There are many known causes of brain injury and malformation in children.  Unfortunately, one of the most common is injury related to premature delivery.  We have shown that children born prematurely have a much greater risk of sensory processing dysfunction. This challenge is most common in the auditory domain which we know can lead to communication and social challenges. We are actively researching how children process sounds and touch information using structural and functional neuroimaging. 

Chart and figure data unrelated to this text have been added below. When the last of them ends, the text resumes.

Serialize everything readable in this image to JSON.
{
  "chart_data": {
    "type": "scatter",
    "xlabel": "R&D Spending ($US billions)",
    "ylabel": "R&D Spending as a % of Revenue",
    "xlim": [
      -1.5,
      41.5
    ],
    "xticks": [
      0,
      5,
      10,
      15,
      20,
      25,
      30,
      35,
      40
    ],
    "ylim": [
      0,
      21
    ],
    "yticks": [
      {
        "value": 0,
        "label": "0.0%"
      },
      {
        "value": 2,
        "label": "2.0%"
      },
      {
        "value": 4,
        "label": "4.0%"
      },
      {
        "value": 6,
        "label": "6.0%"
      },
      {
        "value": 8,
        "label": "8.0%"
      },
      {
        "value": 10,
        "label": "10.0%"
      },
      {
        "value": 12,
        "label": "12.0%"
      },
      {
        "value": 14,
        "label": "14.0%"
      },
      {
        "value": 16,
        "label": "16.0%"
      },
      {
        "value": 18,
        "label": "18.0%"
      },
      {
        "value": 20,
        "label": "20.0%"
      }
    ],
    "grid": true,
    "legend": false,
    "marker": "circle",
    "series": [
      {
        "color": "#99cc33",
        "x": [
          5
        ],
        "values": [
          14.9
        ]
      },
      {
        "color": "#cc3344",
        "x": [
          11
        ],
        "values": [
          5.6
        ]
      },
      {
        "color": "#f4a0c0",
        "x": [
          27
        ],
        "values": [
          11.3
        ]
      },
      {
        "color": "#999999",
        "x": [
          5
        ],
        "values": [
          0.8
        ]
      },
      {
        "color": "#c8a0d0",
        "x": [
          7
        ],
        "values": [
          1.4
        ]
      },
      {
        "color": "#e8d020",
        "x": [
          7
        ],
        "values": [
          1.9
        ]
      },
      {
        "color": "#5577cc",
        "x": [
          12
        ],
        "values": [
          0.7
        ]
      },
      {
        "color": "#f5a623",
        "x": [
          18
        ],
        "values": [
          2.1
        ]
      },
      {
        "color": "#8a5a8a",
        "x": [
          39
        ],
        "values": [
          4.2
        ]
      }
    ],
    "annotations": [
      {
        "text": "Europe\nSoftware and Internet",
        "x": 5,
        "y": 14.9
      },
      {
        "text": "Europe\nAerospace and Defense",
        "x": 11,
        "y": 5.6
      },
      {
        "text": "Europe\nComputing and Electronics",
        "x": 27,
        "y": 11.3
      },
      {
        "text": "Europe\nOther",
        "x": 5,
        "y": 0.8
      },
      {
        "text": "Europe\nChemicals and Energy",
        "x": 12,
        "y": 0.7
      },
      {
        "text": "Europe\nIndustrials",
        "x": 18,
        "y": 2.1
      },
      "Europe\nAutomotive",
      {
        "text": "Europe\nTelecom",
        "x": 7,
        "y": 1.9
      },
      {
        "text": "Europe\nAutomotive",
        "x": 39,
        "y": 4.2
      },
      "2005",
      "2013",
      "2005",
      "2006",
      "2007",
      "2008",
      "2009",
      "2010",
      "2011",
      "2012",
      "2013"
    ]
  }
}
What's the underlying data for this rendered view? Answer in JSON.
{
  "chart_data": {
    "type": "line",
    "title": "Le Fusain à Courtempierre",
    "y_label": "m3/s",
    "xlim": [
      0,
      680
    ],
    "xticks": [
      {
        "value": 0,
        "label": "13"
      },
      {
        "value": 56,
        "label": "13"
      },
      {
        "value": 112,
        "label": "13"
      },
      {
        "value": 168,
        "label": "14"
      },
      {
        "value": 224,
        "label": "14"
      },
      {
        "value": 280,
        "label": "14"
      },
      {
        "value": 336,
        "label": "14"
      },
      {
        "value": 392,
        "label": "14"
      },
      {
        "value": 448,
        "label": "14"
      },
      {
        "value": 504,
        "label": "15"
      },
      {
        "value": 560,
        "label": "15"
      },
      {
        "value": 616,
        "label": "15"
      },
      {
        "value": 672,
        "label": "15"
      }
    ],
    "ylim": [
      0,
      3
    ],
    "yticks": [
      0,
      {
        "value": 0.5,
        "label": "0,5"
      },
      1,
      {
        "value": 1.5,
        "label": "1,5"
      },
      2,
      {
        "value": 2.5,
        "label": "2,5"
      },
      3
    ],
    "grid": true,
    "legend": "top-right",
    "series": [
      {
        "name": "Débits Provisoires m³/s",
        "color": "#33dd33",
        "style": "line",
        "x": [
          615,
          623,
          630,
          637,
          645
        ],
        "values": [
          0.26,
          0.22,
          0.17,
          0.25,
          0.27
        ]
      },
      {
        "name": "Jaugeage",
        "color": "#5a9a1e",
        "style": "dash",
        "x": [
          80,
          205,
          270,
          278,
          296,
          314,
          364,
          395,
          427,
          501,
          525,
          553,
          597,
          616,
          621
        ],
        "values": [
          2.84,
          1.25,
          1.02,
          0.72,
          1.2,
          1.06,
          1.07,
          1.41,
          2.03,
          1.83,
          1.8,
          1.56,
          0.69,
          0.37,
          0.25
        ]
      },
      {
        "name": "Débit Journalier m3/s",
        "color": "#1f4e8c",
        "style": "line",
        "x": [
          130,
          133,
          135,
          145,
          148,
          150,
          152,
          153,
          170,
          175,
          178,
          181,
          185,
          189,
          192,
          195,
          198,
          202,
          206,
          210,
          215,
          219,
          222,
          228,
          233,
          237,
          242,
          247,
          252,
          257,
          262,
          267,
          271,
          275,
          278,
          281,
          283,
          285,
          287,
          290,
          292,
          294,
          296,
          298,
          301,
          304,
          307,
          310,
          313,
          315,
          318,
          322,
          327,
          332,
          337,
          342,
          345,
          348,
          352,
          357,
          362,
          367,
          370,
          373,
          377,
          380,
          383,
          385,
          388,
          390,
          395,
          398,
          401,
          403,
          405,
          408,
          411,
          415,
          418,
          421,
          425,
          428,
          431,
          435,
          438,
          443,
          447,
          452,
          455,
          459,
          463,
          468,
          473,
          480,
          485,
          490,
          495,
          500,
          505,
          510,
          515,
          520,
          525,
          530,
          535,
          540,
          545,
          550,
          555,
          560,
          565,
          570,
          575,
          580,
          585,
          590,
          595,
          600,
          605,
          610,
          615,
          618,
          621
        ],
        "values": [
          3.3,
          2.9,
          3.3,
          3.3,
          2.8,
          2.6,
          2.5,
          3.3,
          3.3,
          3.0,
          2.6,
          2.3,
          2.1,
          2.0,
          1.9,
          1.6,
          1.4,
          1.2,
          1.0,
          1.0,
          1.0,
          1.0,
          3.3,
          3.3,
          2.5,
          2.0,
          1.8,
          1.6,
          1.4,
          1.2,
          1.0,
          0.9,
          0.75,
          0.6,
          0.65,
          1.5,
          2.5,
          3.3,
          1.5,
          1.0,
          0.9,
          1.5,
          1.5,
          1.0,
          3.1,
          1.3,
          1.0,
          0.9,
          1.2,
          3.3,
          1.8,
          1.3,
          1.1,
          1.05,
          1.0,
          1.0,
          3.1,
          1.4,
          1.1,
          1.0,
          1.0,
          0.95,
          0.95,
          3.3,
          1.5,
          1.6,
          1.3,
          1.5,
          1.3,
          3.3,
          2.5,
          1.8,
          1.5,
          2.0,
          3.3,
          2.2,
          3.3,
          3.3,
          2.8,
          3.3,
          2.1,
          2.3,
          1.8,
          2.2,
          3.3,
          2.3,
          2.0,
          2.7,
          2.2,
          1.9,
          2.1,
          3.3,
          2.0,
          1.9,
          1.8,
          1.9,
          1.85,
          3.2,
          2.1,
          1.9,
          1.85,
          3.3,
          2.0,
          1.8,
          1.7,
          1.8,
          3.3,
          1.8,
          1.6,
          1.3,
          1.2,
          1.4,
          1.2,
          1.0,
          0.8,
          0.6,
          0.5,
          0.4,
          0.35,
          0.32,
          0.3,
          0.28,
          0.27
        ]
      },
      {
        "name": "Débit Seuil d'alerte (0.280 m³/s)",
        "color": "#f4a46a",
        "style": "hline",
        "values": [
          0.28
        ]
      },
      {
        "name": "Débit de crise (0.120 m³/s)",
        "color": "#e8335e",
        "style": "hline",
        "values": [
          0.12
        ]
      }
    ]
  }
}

At UCSF, under the direction of Dr. Sherr in the Brain Development Research Program (BDRP), we also have an active research program investigating a significant condition of brain malformation or disconnection called Agenesis of the Corpus Callosum (AgCC).  In this condition, the connections that should be formed between the right and left hemispheres (sides) of the brain are not formed properly.  Thus, the right and left sides of the brain are not talking to each other efficiently.  We know from our research that this leads to SLOW processing and also differences in auditory information processing.  It is no wonder that the most famous person with AgCC is Kim Peek who was the real-life character from the movie Rainman which brought autism into our public awareness.  In addition to injury related to prematurity and brain malformations of all kinds, we know that children can sustain brain injury from chemical exposures while in the womb (in utero) and following delivery.  We know that in utero exposure to alcohol and certain drugs can have lifelong consequences and we are learning about the effects of exposure to pesticides and other introduced chemicals.  This remains a key concern and an area with great promise for prevention!

Toxic Stress

Another area of great importance and emerging awareness is the effect of toxic stress or adversity on the developing brain and behavior.  We have long known that poverty and violence changes our children’s ability to succeed as adults but we are only now starting to really understand how these exposures change the brain and the brain function.  At UCSF, Drs. Tom Boyce, Nicki Bush, and Danielle Roubinov are investigating how adversity affects our nervous system across the lifespan and how to change the way we practice primary care to help affected children from the beginning.  In addition, we are working hand-in-hand with our colleagues across the UC campuses to develop a comprehensive neurodevelopment intake to identify and serve children at the greatest risk.